眼角的眼線已經花了,暈染了一片,此時的吳靜蹲在地面上,手中牢牢的抓着手機,毫無形象的哭着,痛徹心扉。
一邊的宮絕將紙巾放在對方的手中,緩緩的開口,“你或許沒有翻看手機,今天正是那間酒店預約的日子,他們或許已經聯繫過你。”
吳靜愣愣的看了一眼宮絕,不顧自己現在狼狽不堪的形象,轉身朝着門口跑去,她不想要相信,那個狠心的男人,怎麼可能會爲了她回心轉意!
就在她快要邁出工廠的大門時,吳靜的身子突然停了下來,臉上的淚痕還未抹去,身子竟直直的向後倒去。
宮絕瞬間身形一晃,瞬移到吳靜身邊,但是此刻躺在冰冷地面上的人兒已經停止了呼吸,睜着雙眼,瞳孔已經渙散,面色蒼白的臉上帶着難以置信與不甘。
宮絕擡手放在對方的眼睛上,慢慢的閉上了她的雙眸,空氣中氣流一絲一絲的盪漾開來,宮絕起身,目光冷冽的看着工廠的正中心位置。

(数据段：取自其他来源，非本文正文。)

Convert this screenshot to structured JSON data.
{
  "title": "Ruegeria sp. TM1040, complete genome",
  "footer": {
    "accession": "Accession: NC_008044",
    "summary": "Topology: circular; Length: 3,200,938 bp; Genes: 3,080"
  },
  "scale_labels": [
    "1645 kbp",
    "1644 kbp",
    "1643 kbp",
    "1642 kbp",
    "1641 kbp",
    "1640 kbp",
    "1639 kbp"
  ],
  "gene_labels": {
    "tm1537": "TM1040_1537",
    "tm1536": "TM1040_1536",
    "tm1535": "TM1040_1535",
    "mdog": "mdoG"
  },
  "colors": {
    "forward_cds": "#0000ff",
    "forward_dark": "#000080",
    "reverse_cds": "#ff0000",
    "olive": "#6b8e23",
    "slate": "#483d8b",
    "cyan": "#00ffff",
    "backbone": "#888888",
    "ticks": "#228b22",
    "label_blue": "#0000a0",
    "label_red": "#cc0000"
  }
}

一圈又一圈的靈力從工廠正中央的上空擴散開來,好像一圈又一圈的波痕,一個陰冷的聲音緩緩的響起,“這不正是這個女人養的小白臉嗎?現在她死了,要不要選擇跟着我?”
對方的聲音渾厚,好像經過了特殊的處理,聲音厚重深遠,好像重疊的迴音。
宮絕擡眸,面無表情的看着面前一團黑色的煙霧,緩緩開口道,“你就是吳靜的主人?”
“沒想到你小子竟然不怕我,既然這樣……”對方的聲音突然上揚兩度,帶着陰戾,“既然這樣,你就把你的身子給我吧!”
迎面掃過一道急速的氣流,剛剛還在半空中不斷盤旋着的黑霧突然襲上了宮絕的身體。黑色的煙霧猶如一條條扭動着身軀的靈活的黑蛇一般纏上了宮絕的身子,宮絕冷笑一聲,腳下一沉,一道靈力頓時從腳下擴散開來。
黑色的煙霧被迫退了出來,在半空中旋轉着更加劇烈,對方的聲音帶着一絲震驚以及一絲怒意,“沒想到竟然是隻豔鬼,難怪能勾搭上這個笨女人。”
宮絕淺笑一聲,俊美的臉上露出一絲似妖似魅的笑意,“我也沒有想到吳靜所謂的主人原來只是一個不能見陽,沒有軀體的可憐蟲罷了!”
“你說什麼!”對方身上的頓時爆出些許殺意,四周的氣流也在急速的流動,宮絕似乎能感覺到此刻對方身上游走的強大的靈力。
《除妖道》上曾經記載,除了一般的小小的遊魂靈力太弱,法術太低,不能見陽,不能幻化出形體之外,其他的魑魅魍魎,妖魔鬼怪都因爲修煉的原因可以幻化出人類模樣的軀體。
當然,也有一種可能,對方既不是低階的遊魂,但是卻像是低階的遊魂一般,不能走在陽光下,也不能幻化出形體,甚至要搶佔他人的身子作爲己用。這類遊魂野鬼極有可能是被他人超度時,強行溜走,結果造成的魂體分離。
對於這類情況,他只有不斷的壯大自己的能力才能再次幻化出形體,不然一輩子都只能走在陰暗的地方,連基本的形體都不能幻化成功。
黑色的煙霧瞬間變成一把把細膩且鋒利的鋼刀朝着宮絕撲去,只見他雙腳微微一蹬,身子輕輕的向後一躍,剛剛站立的地方瞬間被一把把黑色的鋼刀戳成一個個恐怖的窟窿。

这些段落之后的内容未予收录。